By strange and satisfying serendipity the other day, my opponent in a seniors golf match against another club was someone I’d last met back in the early 1980s when we were both members of what we liked to think was an elite fraternity in the world of real estate development called “Placemakers”. Naturally, we fell to telling tales of yesteryear, and the people who populated the property profession at that time. Those were, of course, the golden years! But it was the term itself that caused some comment. We agreed that the epithet “placemaking” had joined the ranks of similar soubriquets, such as: sustainable development; corporate social responsibility; agile organisation; and resilient city, which, though ultimately profound, had become so capacious as to lose most meaning. Upon reflection, however, and in the afterglow of victory, it is the profundity of placemaking that has been rekindled in me.
The Character
Creative placemaking necessarily comprises the collaborative engagement of public, private, civic and community organisations in shaping strategically the physical, economic, social and functional future character and performance of a significant piece of urban territory. Successful placemaking animates public areas and private spaces; rejuvenates urban structures and landscapes; enriches local business and cultural groups; secures and strengthens neighbourhood safety and security; and, generally brings together diverse communities, companies and concerns to play, produce, profess and prosper. It is not, however, easy to quantify.
The Circumstances
The context for ‘creative placemaking’ seems to be evolving for a variety of reasons.
- There is a repositioning of urban policy formulation at the interface of public and private sectors. Pathways to a more institutional multi-actor mode of urban land-use and revitalisation projects within a framework of deregulated markets are progressively being constructed and explored. Of particular note, in this institutional constellation, the financial viability and the presence of special spatial externalities are increasingly seen as critical factors for partnership in placemaking.
- Cities and significant towns are more and more becoming nodes in a broader institutional, as well as regional and local, network economy. Placemaking can be viewed as manifesting a strategy of global competition among major cities and ambitious larger towns.
- The very value of economic and financial planning at the scale of place and the city has attracted greater attention and appreciation over recent years, in addition to the broader issues of social and environmental value.
- There is a growing recognition that additional real estate value can be generated by perceiving a prospective development site and location in terms of how the project will be accepted and enjoyed by residents, commercial occupiers and visitors alike.
- It has been stated, (Sir Stuart Lipton – an original Placemaker!), that good design through placemaking brings very specific economic, social and environmental benefits to a range of stakeholders by, for example, improving returns on investments, helping to deliver more lettable area, reducing whole-life costs, increasing workforce productivity and producing a regeneration dividend.
The Characteristics
In similar vein, certain common characteristics appear to exemplify the nature and operation of the way in which major projects in creative placemaking are envisaged, designed, developed and delivered.
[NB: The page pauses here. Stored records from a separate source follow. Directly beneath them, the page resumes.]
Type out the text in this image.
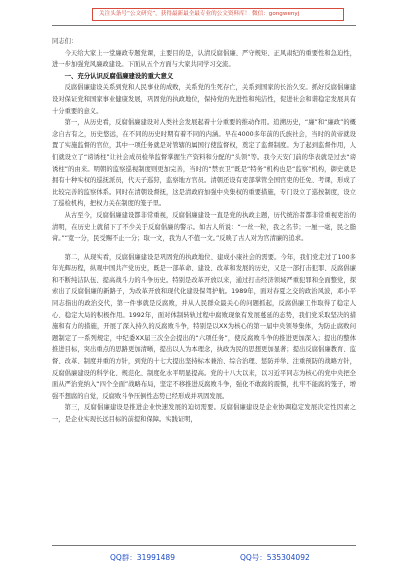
关注头条号“公文研究”，获得最新最全最专业的公文资料库！ 微信：gongwenyj

同志们：

今天给大家上一堂廉政专题党课，主要目的是，认清反腐倡廉、严守规矩、正风肃纪的重要性和急迫性，进一步加强党风廉政建设。下面从五个方面与大家共同学习交流。

一、充分认识反腐倡廉建设的重大意义

反腐倡廉建设关系到党和人民事业的成败，关系党的生死存亡，关系到国家的长治久安。抓好反腐倡廉建设对保证党和国家事业健康发展，巩固党的执政地位，保持党的先进性和纯洁性，促进社会和谐稳定发展具有十分重要的意义。

第一，从历史看，反腐倡廉建设对人类社会发展起着十分重要的推动作用。追溯历史，“廉”和“廉政”的概念自古有之，历史悠远，在不同的历史时期有着不同的内涵。早在4000多年前的氏族社会，当时的黄帝就设置了实施监督的官位，其中一项任务就是对管辖的属国行使监督权，奠定了监督制度。为了起到监督作用，人们就设立了“谤诱柱”让社会成员检举监督掌握生产资料和分配的“头领”等。我今天安门前的华表就是过去“谤诱柱”的由来。明朝的监察巡视制度则更加完善，当时的“禁衣卫”既是“特务”机构也是“监察”机构，御史就是拥有十种实权的巡抚派员，代天子巡狩，监察地方官员。清朝还设有吏部掌管全国官吏的任免、考课，形成了比较完善的监察体系。同时在清朝设督抚，这是清政府加强中央集权的重要措施，专门设立了巡按制度，设立了巡检机构，把权力关在制度的笼子里。

从古至今，反腐倡廉建设都非常重视，反腐倡廉建设一直是党的执政主题，历代统治者都非常重视吏治的清明，在历史上就留下了不少关于反腐倡廉的警示。如古人所说：“一丝一粒，我之名节；一厘一毫，民之脂膏。”“宽一分，民受赐不止一分；取一文，我为人不值一文。”反映了古人对为官清廉的追求。

第二，从现实看，反腐倡廉建设是巩固党的执政地位、建成小康社会的需要。今年，我们党走过了100多年光辉历程，纵观中国共产党历史，既是一部革命、建设、改革和发展的历史，又是一部打击犯罪、反腐倡廉和不断纯洁队伍、提高战斗力的斗争历史。特别是改革开放以来，通过打击经济领域严重犯罪和全面整党，探索出了反腐倡廉的新路子，为改革开放和现代化建设保驾护航。1989年，面对春夏之交的政治风波，邓小平同志指出的政治交代，第一件事就是反腐败，并从人民群众最关心的问题抓起，反腐倡廉工作取得了稳定人心、稳定大局的积极作用。1992年，面对体制转轨过程中腐败现象有发展蔓延的态势，我们党采取坚决的措施和有力的措施，开展了深入持久的反腐败斗争，特别是以XX为核心的第一届中央领导集体，为防止腐败问题制定了一系列规定，中纪委XX届三次全会提出的“六项任务”，使反腐败斗争的推进更加深入；提出的整体推进目标，突出重点的思路更加清晰，提出以人为本理念，执政为民的思想更加显著；提出反腐倡廉教育、监督、改革、制度并重的方针，到党的十七大提出坚持标本兼治、综合治理、惩防并举、注重预防的战略方针，反腐倡廉建设的科学化、规范化、制度化水平明显提高。党的十八大以来，以习近平同志为核心的党中央把全面从严治党纳入“四个全面”战略布局，坚定不移推进反腐败斗争，强化不敢腐的震慑，扎牢不能腐的笼子，增强不想腐的自觉，反腐败斗争压倒性态势已经形成并巩固发展。

第三，反腐倡廉建设是推进企业快速发展的迫切需要。反腐倡廉建设是企业协调稳定发展决定性因素之一，是企业实现长远目标的前提和保障。实践证明，

QQ群：31991489	QQ号：535304092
The following might give a flavour of this.
- Cross-sector partnerships are fundamental to successful creative placemaking.
- Extreme complexity – social, legal, political, technological, as well as economic – is an inherent feature of placemaking.
- Cost is magnified, with huge-scale investment budgetary attributes and implications.
- As property redevelopments are mostly irreversible, and the process necessarily sequential, risk can be high and uncertainty prevalent through financial cycles.
- Lofty ideals are customary, visibility intense and responsibility profound.
- Invariably, there are strong cultural, legal and political forces at play, and a recurring need to satisfy local public demand.
- Important institutional factors relating to environmental regulations and technological innovation are getting more and more stringent.
- Cost over-runs caused by initial lack of realism are almost routine, and cyclical market fluctuations during planning, development and disposition fairly familiar.
- Whilst maintaining consistency with development planning policy at all scales, there is a need to create quality landscapes and outlooks through harmonisation.
- The role and contribution played by art, culture and leisure in ensuring the economic feasibility of schemes, as well as achieving a more expansive notion of ‘livability’, is becoming better appreciated.
Above all, perhaps, there has been a growing recognition over the past couple of decades of the essential link between design and profit in producing a ‘premium of place’.
The Concern
As with so many things, beware the ‘March of the Measurers’. There is no shortage of opinion regarding the evaluation of large-scale urban development and regeneration projects. There is, however, a singular lack of consensus concerning use and reliability. Great scepticism abounds about the choice and utility of selected indicators, the relevance and robustness of various data-sets, and the confidence and constancy of traditional valuation methods. But hey, who cares, I sank that six-foot putt on the 18th!